Oriole Park at Camden Yards
Since the late 1970s, it has been a Baltimore tradition to sing John Denver's "Thank God I'm a Country Boy" at some point during Orioles games.
During a game in 1997, Denver himself took to the field to sing along with the crowd in what would be one of the last public appearances he would make before his untimely death.
It really is nice to see new stadiums integrate parts of the area's past when building, and PETCO Park in San Diego certainly accomplished that when they left the old Western Metal Supply Company building in place.
Slated for demolition when the stadium was to be built, it instead houses suites, stores, rooftop seating and a restaurant for fans to enjoy while they take in the Padres games.
Having never been to Pittsburgh, I haven't had the chance to enjoy a Primanti Bros. sandwich, which has been a staple at PNC Park since its creation and a part of the Steel City's heritage since 1933.
Needless to say, I'm jealous.
The fans in Cleveland have been treated to some good baseball in the past year-and-a-half, as their Indians are once again contending in the AL Central.
Who knows where the team would be without longtime drummer John Adams getting things going on a regular basis at Progressive Field?
Rangers Ballpark in Arlington
There's no better feeling for a kid at a baseball game than to be able to head home with a souvenir baseball in his or her glove.
At Rangers Ballpark, people have a unique opportunity to get their hands on one, as the grass beyond the centerfield fence often becomes the site of a wrestling match as fans do everything to get their hands on home run balls hit into the area.

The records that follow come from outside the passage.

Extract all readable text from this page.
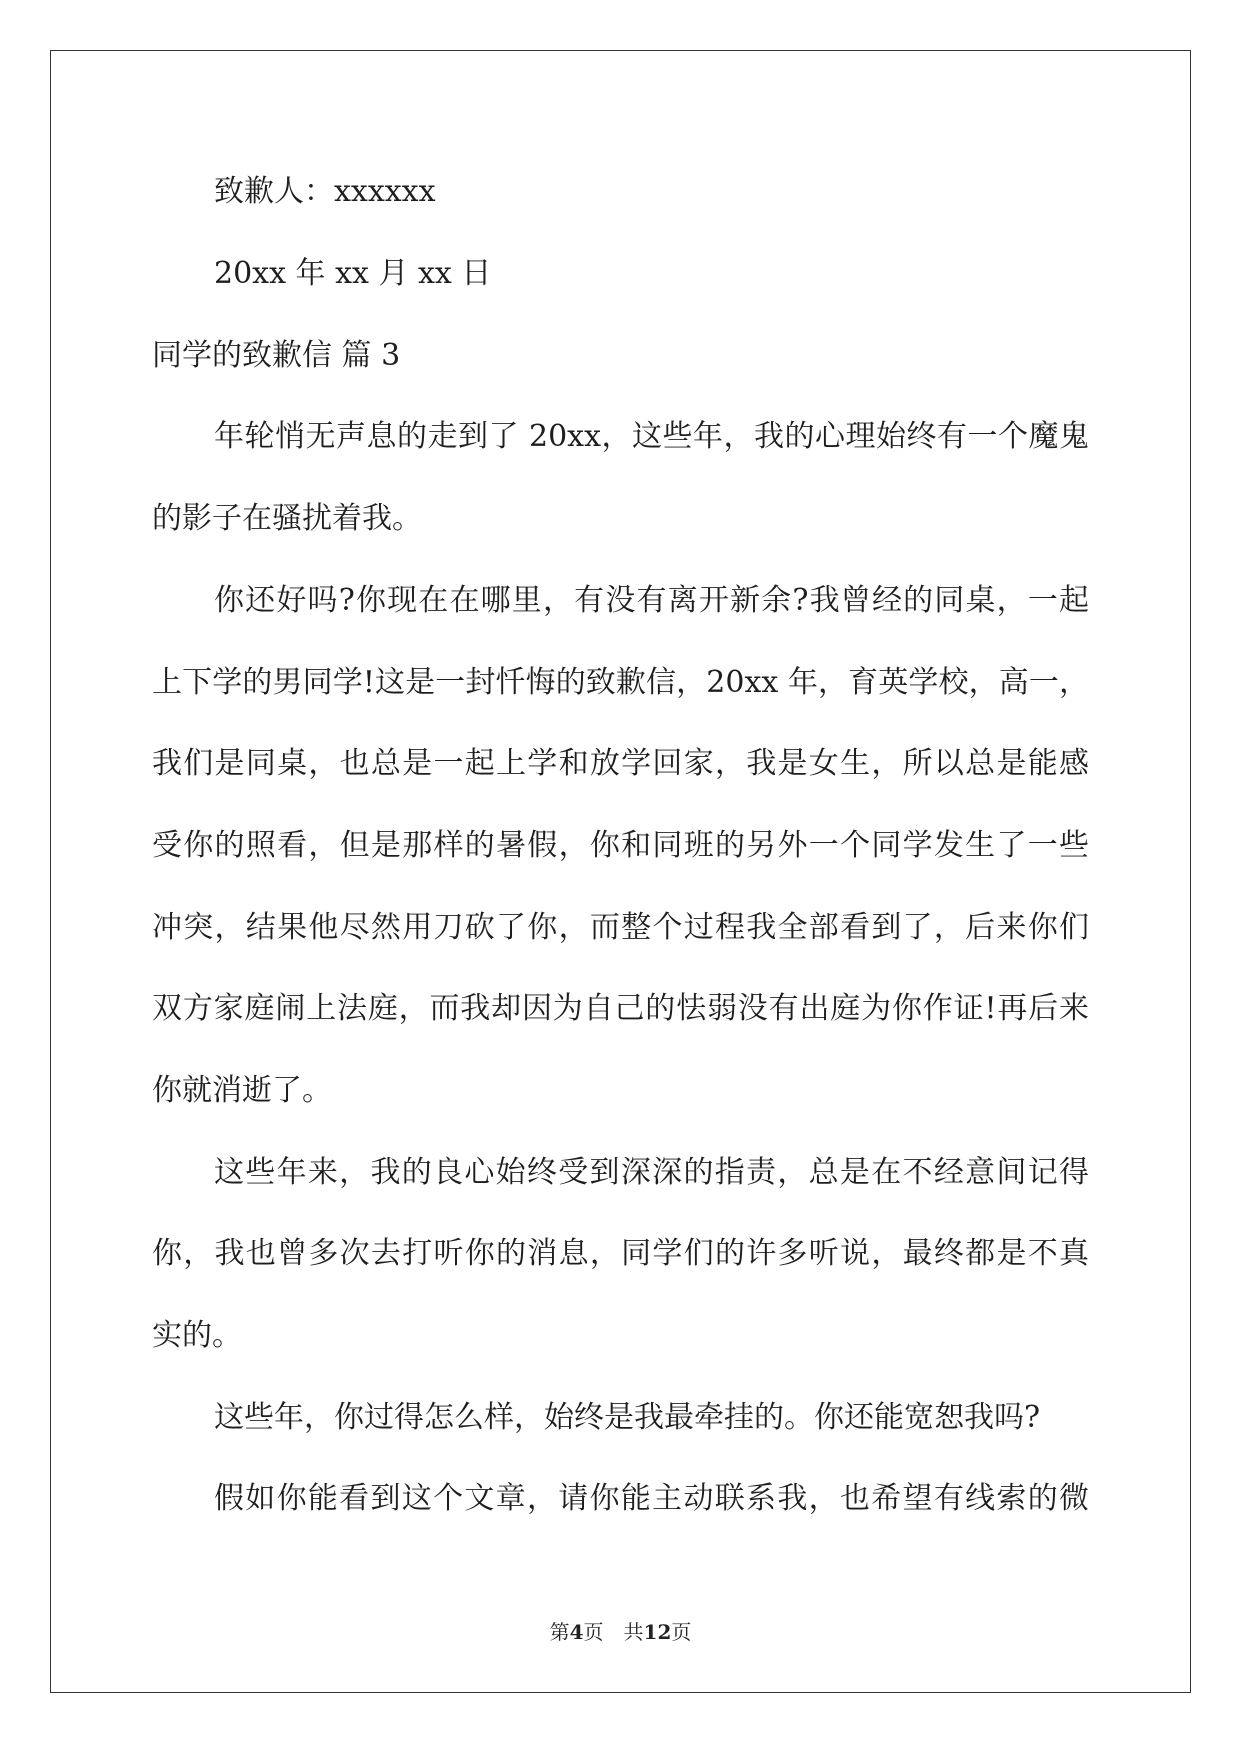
致歉人：xxxxxx

20xx 年 xx 月 xx 日

同学的致歉信 篇 3

年轮悄无声息的走到了 20xx，这些年，我的心理始终有一个魔鬼

的影子在骚扰着我。

你还好吗?你现在在哪里，有没有离开新余?我曾经的同桌，一起

上下学的男同学!这是一封忏悔的致歉信，20xx 年，育英学校，高一，

我们是同桌，也总是一起上学和放学回家，我是女生，所以总是能感

受你的照看，但是那样的暑假，你和同班的另外一个同学发生了一些

冲突，结果他尽然用刀砍了你，而整个过程我全部看到了，后来你们

双方家庭闹上法庭，而我却因为自己的怯弱没有出庭为你作证!再后来

你就消逝了。

这些年来，我的良心始终受到深深的指责，总是在不经意间记得

你，我也曾多次去打听你的消息，同学们的许多听说，最终都是不真

实的。

这些年，你过得怎么样，始终是我最牵挂的。你还能宽恕我吗?

假如你能看到这个文章，请你能主动联系我，也希望有线索的微

第4页　共12页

OK, so maybe it is just a retractable roof. But what some people may not realize about the one at Rogers Centre in Toronto is that it was the first fully retractable roof of its kind and was revolutionary at the time.
The Baseball Museum of the Pacific Northwest in Safeco Field is one of the most elaborate of it's kind, providing a glimpse not only of the semi-professional teams that have played in the region, but also a great timeline for the history of the game itself.

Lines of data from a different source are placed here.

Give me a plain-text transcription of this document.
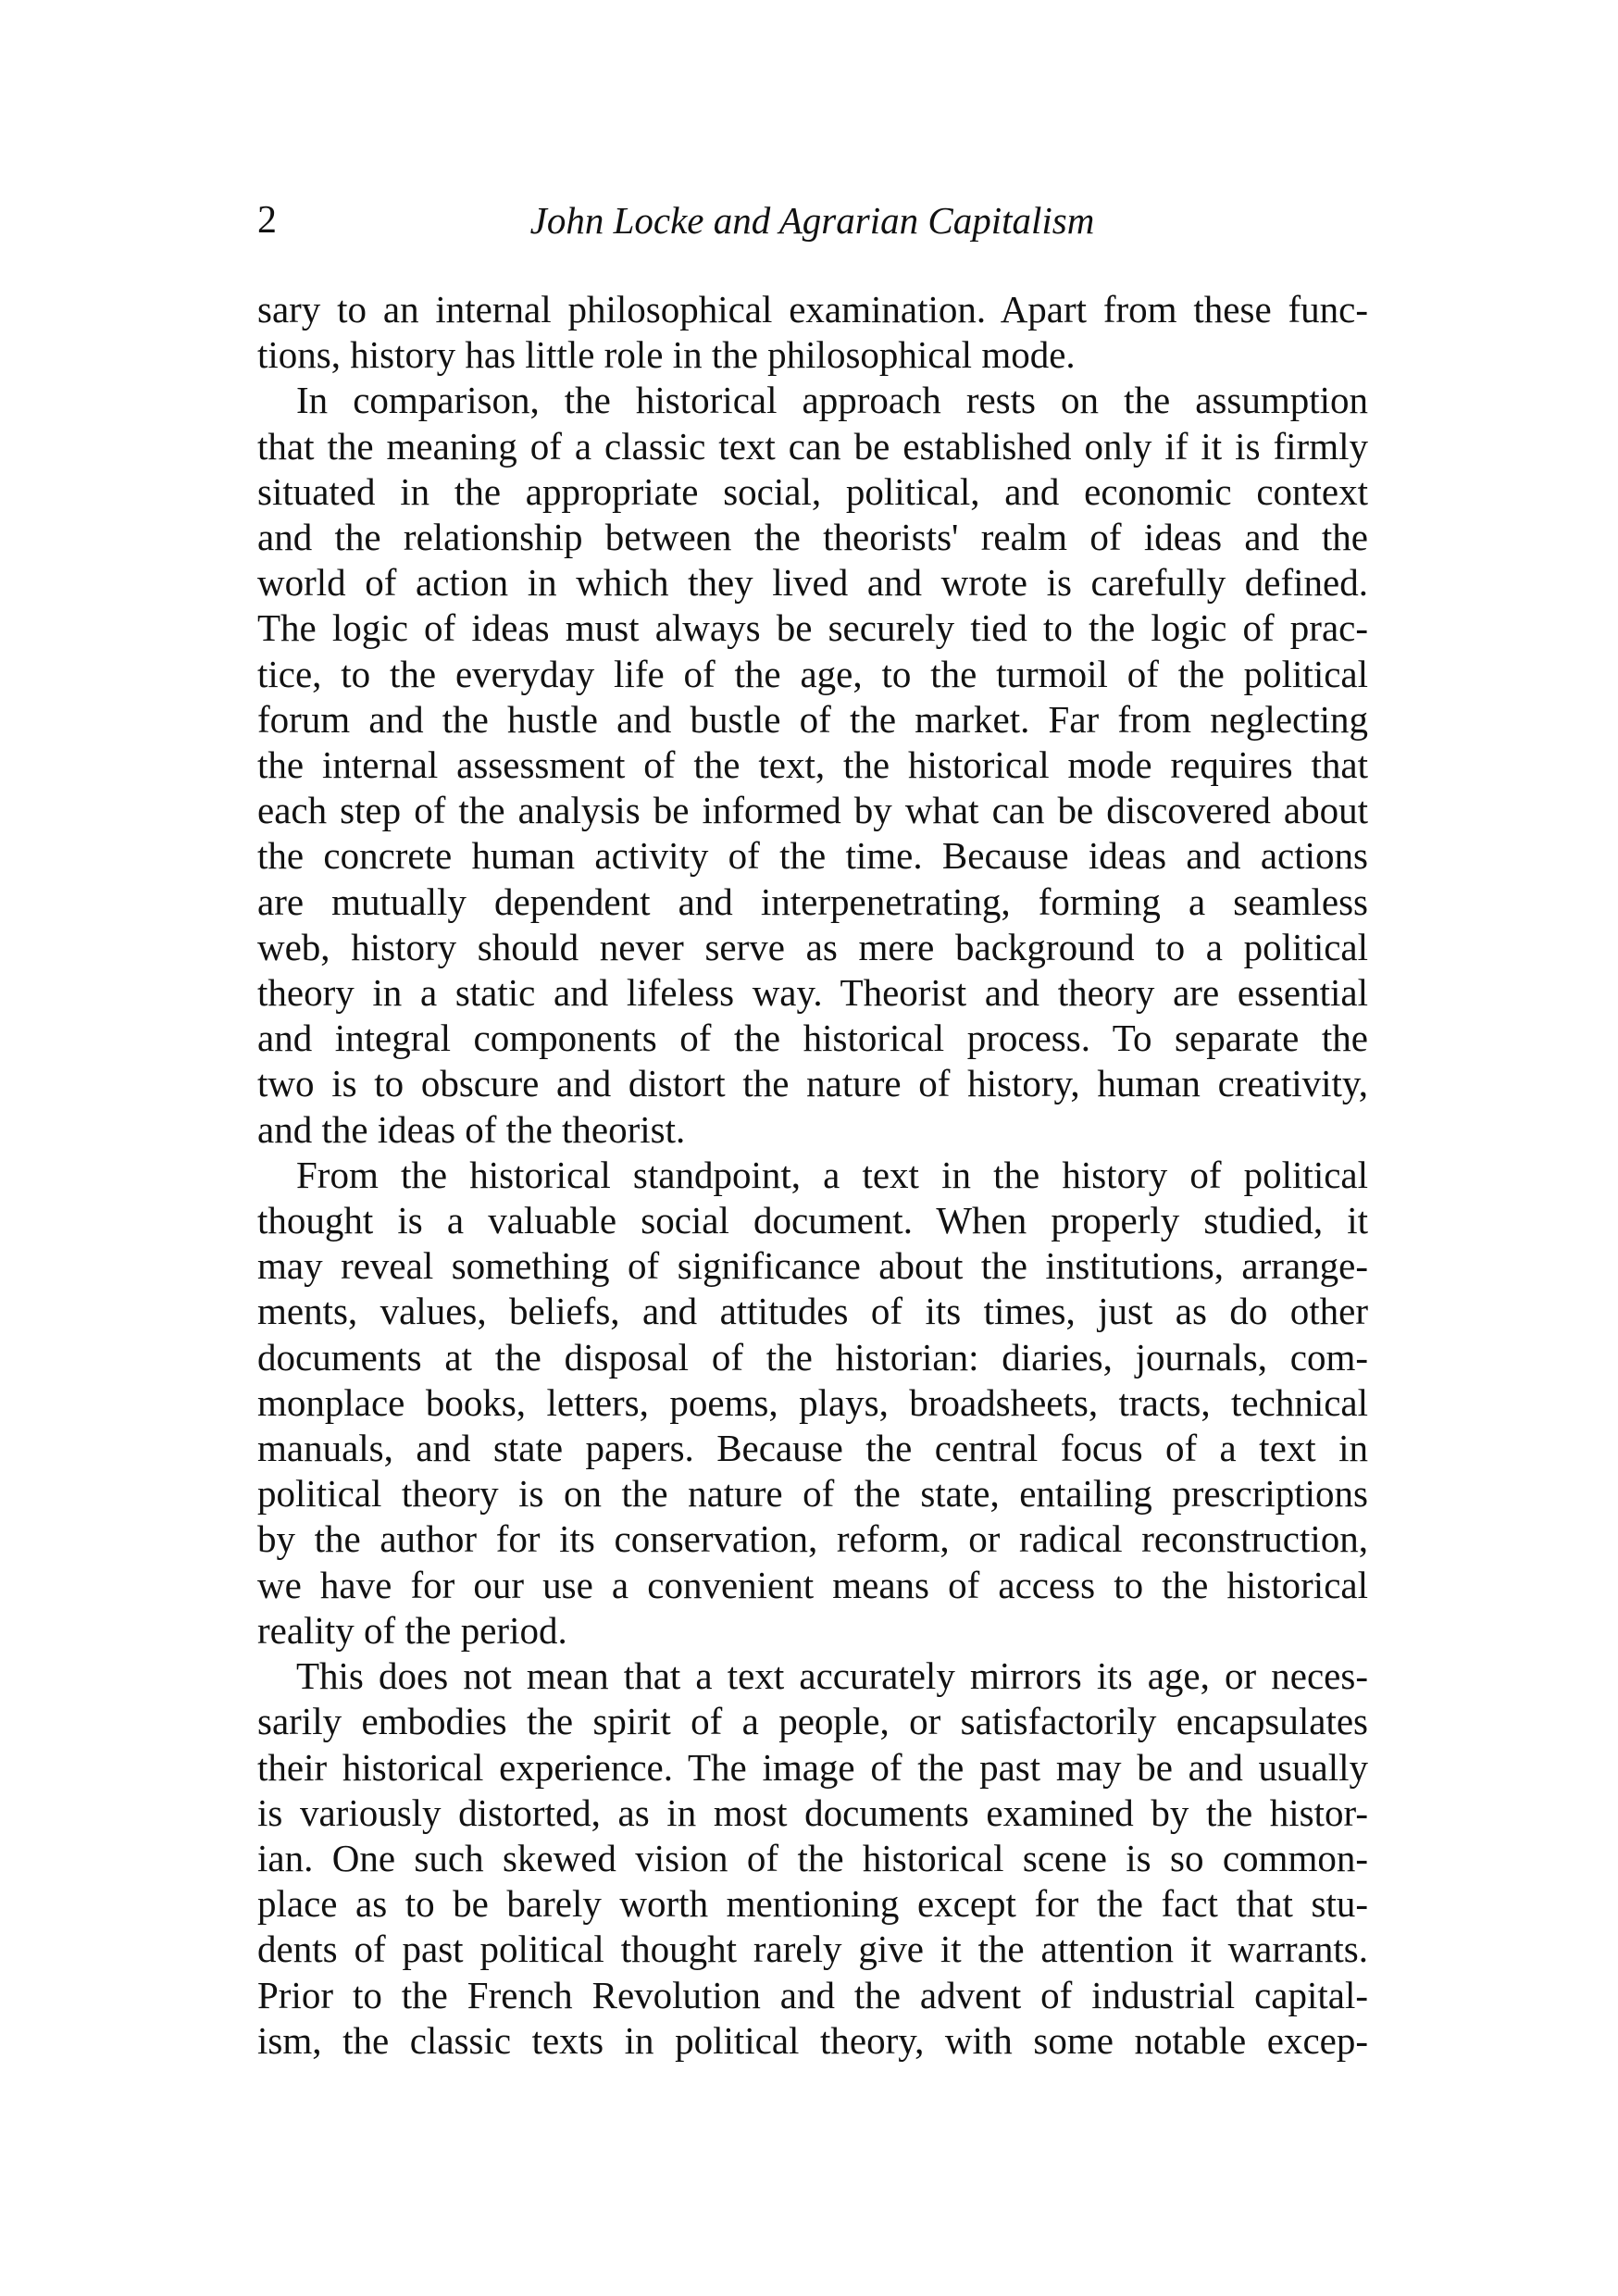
2	John Locke and Agrarian Capitalism

sary to an internal philosophical examination. Apart from these func-
tions, history has little role in the philosophical mode.

In comparison, the historical approach rests on the assumption
that the meaning of a classic text can be established only if it is firmly
situated in the appropriate social, political, and economic context
and the relationship between the theorists' realm of ideas and the
world of action in which they lived and wrote is carefully defined.
The logic of ideas must always be securely tied to the logic of prac-
tice, to the everyday life of the age, to the turmoil of the political
forum and the hustle and bustle of the market. Far from neglecting
the internal assessment of the text, the historical mode requires that
each step of the analysis be informed by what can be discovered about
the concrete human activity of the time. Because ideas and actions
are mutually dependent and interpenetrating, forming a seamless
web, history should never serve as mere background to a political
theory in a static and lifeless way. Theorist and theory are essential
and integral components of the historical process. To separate the
two is to obscure and distort the nature of history, human creativity,
and the ideas of the theorist.

From the historical standpoint, a text in the history of political
thought is a valuable social document. When properly studied, it
may reveal something of significance about the institutions, arrange-
ments, values, beliefs, and attitudes of its times, just as do other
documents at the disposal of the historian: diaries, journals, com-
monplace books, letters, poems, plays, broadsheets, tracts, technical
manuals, and state papers. Because the central focus of a text in
political theory is on the nature of the state, entailing prescriptions
by the author for its conservation, reform, or radical reconstruction,
we have for our use a convenient means of access to the historical
reality of the period.

This does not mean that a text accurately mirrors its age, or neces-
sarily embodies the spirit of a people, or satisfactorily encapsulates
their historical experience. The image of the past may be and usually
is variously distorted, as in most documents examined by the histor-
ian. One such skewed vision of the historical scene is so common-
place as to be barely worth mentioning except for the fact that stu-
dents of past political thought rarely give it the attention it warrants.
Prior to the French Revolution and the advent of industrial capital-
ism, the classic texts in political theory, with some notable excep-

The Minnesota Twins did a great job of integrating the history of the franchise into the recently-constructed Target Field, and the stadium's focal point in center field is none other than the famous "Minnie and Paul" logo, one of the team's original logos.

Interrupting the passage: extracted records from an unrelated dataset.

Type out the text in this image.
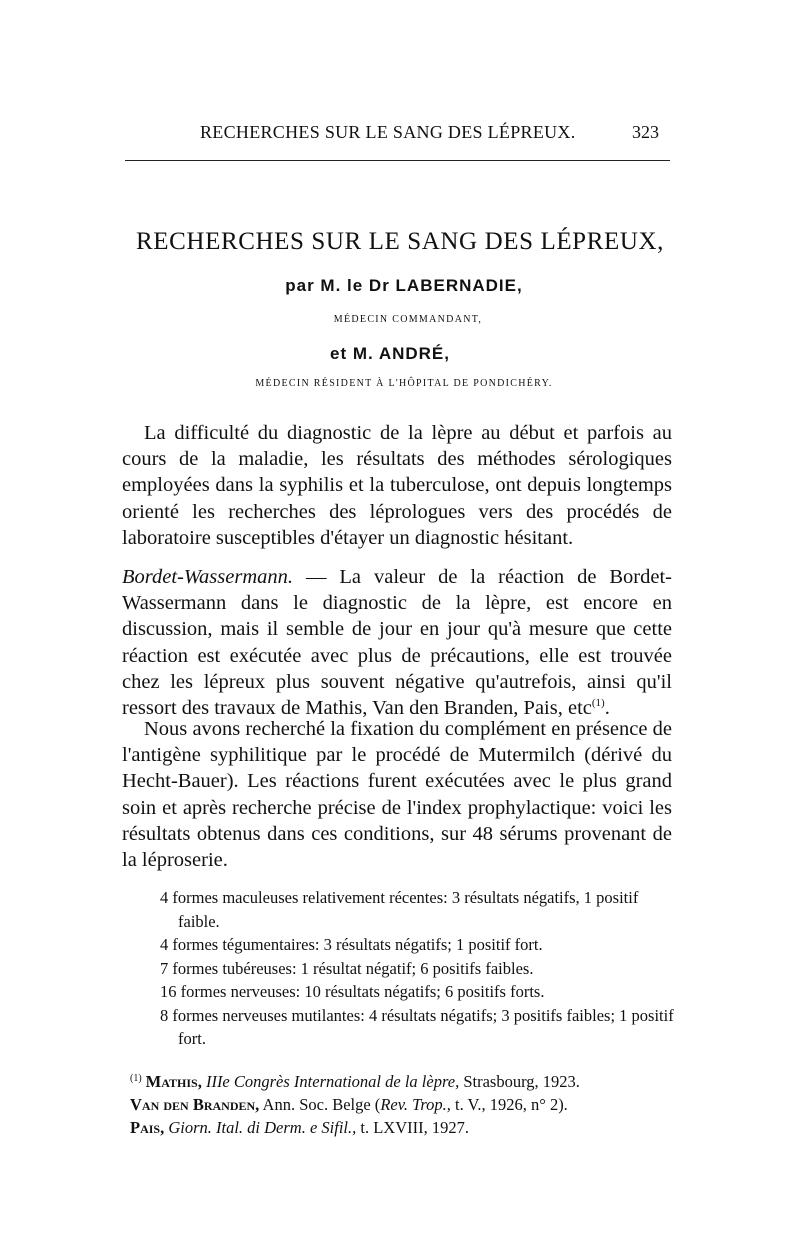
RECHERCHES SUR LE SANG DES LÉPREUX.	323
RECHERCHES SUR LE SANG DES LÉPREUX,
par M. le Dr LABERNADIE,
MÉDECIN COMMANDANT,
et M. ANDRÉ,
MÉDECIN RÉSIDENT À L'HÔPITAL DE PONDICHÉRY.

La difficulté du diagnostic de la lèpre au début et parfois au cours de la maladie, les résultats des méthodes sérologiques employées dans la syphilis et la tuberculose, ont depuis longtemps orienté les recherches des léprologues vers des procédés de laboratoire susceptibles d'étayer un diagnostic hésitant.

Bordet-Wassermann. — La valeur de la réaction de Bordet-Wassermann dans le diagnostic de la lèpre, est encore en discussion, mais il semble de jour en jour qu'à mesure que cette réaction est exécutée avec plus de précautions, elle est trouvée chez les lépreux plus souvent négative qu'autrefois, ainsi qu'il ressort des travaux de Mathis, Van den Branden, Pais, etc$^{(1)}$.

Nous avons recherché la fixation du complément en présence de l'antigène syphilitique par le procédé de Mutermilch (dérivé du Hecht-Bauer). Les réactions furent exécutées avec le plus grand soin et après recherche précise de l'index prophylactique: voici les résultats obtenus dans ces conditions, sur 48 sérums provenant de la léproserie.

4 formes maculeuses relativement récentes: 3 résultats négatifs, 1 positif faible.
4 formes tégumentaires: 3 résultats négatifs; 1 positif fort.
7 formes tubéreuses: 1 résultat négatif; 6 positifs faibles.
16 formes nerveuses: 10 résultats négatifs; 6 positifs forts.
8 formes nerveuses mutilantes: 4 résultats négatifs; 3 positifs faibles; 1 positif fort.
$^{(1)}$ Mathis, IIIe Congrès International de la lèpre, Strasbourg, 1923.
Van den Branden, Ann. Soc. Belge (Rev. Trop., t. V., 1926, n° 2).
Pais, Giorn. Ital. di Derm. e Sifil., t. LXVIII, 1927.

When a Twins player hits a home run or the team wins, the two light up and shake hands.
The catwalk in Tropicana Field may not be known for the most positive of reasons, as it has on quite a number of occasions come into play, but nonetheless, it's something that no other stadium has.
Not that the organization needs another reason, but the catwalk has to be one of many selling points on why the team needs a new home.
Turner Field has a number of features that make it stand out from others in the league, but the Grand Entry Plaza definitely provides one of the most positive and fan-friendly experiences you'll find before actually setting foot in the ballpark.
With a number of concession options and pavilions with no shortage of activities, there's plenty of reason to get to the stadium early in Atlanta.
U.S. Cellular Field
It's not every day you get a chance to see a game from field level, but at U.S. Cellular Field, that just what fans in "the Patio" get when they catch a White Sox game.
Located just beyond the right field fence, the patio provides the fan with a fun and relaxed atmosphere, while being able to see what an outfielder sees as he stares into the diamond.
Just like Fenway Park has an iconic outfield backdrop with the green monster, Wrigley Field has the ivy.
It's an iconic feature in Chicago that you would have to think will follow the franchise for as long as it exists.
The New York Yankees have a richer history than any other team in baseball, and Monument Park beyond center field provides fans with the opportunity to take in every step of the franchise's greatness.
The plaques and monuments that call out the best players to ever don the pinstripes are remarkable, and while there has been some criticism of it compared to Monument Park in the previous stadium, it's still something worth seeing time and time again.